Member of the Nevada Assembly from the 3rd district
- In office 2002–2013

Personal details
- Born: August 14, 1954 Milton, Massachusetts
- Died: October 10, 2013 (aged 59) Las Vegas, Nevada
- Party: Democratic
- Domestic partner: Jon Sasser

= Peggy Pierce =

American politician

Margaret Comstock "Peggy" Pierce (August 14, 1954 - October 10, 2013) was an American politician.

Born in Milton, Massachusetts, on August 14, 1954, Pierce went to the City College of San Francisco and worked in community liaison/culinary union. She lived in Las Vegas, Nevada. Pierce served as Democratic member of the Nevada Assembly, from 2002 until 2013.

Pierce was diagnosed with cancer in 2003 and died from it in 2013.

==Personal life==
Pierce was born in Milton, Massachusetts, the seventh of eight children and the daughter of an Episcopal priest active in the civil rights movement. She lived in San Francisco before venturing to Nevada in 1988 with dreams of becoming a professional singer.

She took food service and hotel jobs in Las Vegas and ascended the ranks of the union. She was elected to the Assembly in 2002 and represented a western Las Vegas district south of Summerlin while holding a job at the United Labor Agency of Nevada.

==Taxation==
Pierce strongly believed in taxation to the mining industry. In 2011, she fought to remove 60 percent of the deductions a mining company can claim.

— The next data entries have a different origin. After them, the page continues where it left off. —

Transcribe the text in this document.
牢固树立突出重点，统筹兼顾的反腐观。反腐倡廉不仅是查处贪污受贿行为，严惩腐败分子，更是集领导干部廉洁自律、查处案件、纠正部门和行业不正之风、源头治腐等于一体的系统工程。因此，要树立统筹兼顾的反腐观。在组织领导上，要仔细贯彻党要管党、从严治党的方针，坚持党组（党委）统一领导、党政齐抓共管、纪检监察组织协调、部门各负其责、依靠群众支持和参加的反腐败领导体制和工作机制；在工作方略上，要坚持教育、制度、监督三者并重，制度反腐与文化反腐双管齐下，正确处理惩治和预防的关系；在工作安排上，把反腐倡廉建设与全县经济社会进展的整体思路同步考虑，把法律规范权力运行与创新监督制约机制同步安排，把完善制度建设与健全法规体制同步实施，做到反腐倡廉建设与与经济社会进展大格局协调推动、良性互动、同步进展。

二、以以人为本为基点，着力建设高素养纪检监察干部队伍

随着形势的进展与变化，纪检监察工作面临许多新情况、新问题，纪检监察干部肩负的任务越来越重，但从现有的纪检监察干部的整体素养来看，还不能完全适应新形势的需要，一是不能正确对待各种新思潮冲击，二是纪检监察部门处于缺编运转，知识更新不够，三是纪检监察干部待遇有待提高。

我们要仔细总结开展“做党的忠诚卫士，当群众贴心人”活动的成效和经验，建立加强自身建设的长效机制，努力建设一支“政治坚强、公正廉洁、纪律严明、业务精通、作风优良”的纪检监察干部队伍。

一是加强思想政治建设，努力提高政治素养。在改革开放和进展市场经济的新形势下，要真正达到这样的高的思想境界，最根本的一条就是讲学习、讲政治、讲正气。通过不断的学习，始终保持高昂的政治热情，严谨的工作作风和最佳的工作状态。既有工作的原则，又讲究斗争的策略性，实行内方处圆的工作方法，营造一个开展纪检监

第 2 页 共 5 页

In a special session in 2010, Pierce was one of two lawmakers who broke ranks with the Democratic leadership saying that the state should raise taxes even in the depths of the recession. She also pushed for steep tax hikes on cigarettes and alcohol.

Pierce's fans gave her the nickname of "honey badger," thanks to her strong responses to tax cuts.

==Charity==
Pierce coordinated a charity golf tournament that raised $100,000 for the Nevada Cancer Institute. She also coordinated the Helping Hands Project at the Culinary Workers Union to assist 16,000 workers who were laid off immediately after the September 11 attacks.

==Health==
For the last ten years of her life, Pierce battled with Breast cancer. Steven Horsford praised her saying, "While she ultimately succumbed to that, I'll remember her coming to the floor having just had chemotherapy because she knew how important it was to represent her constituents".

It was her third bout of breast cancer that took her when her health rapidly declined in a week. She died at 59, on the 10th of October, 2013.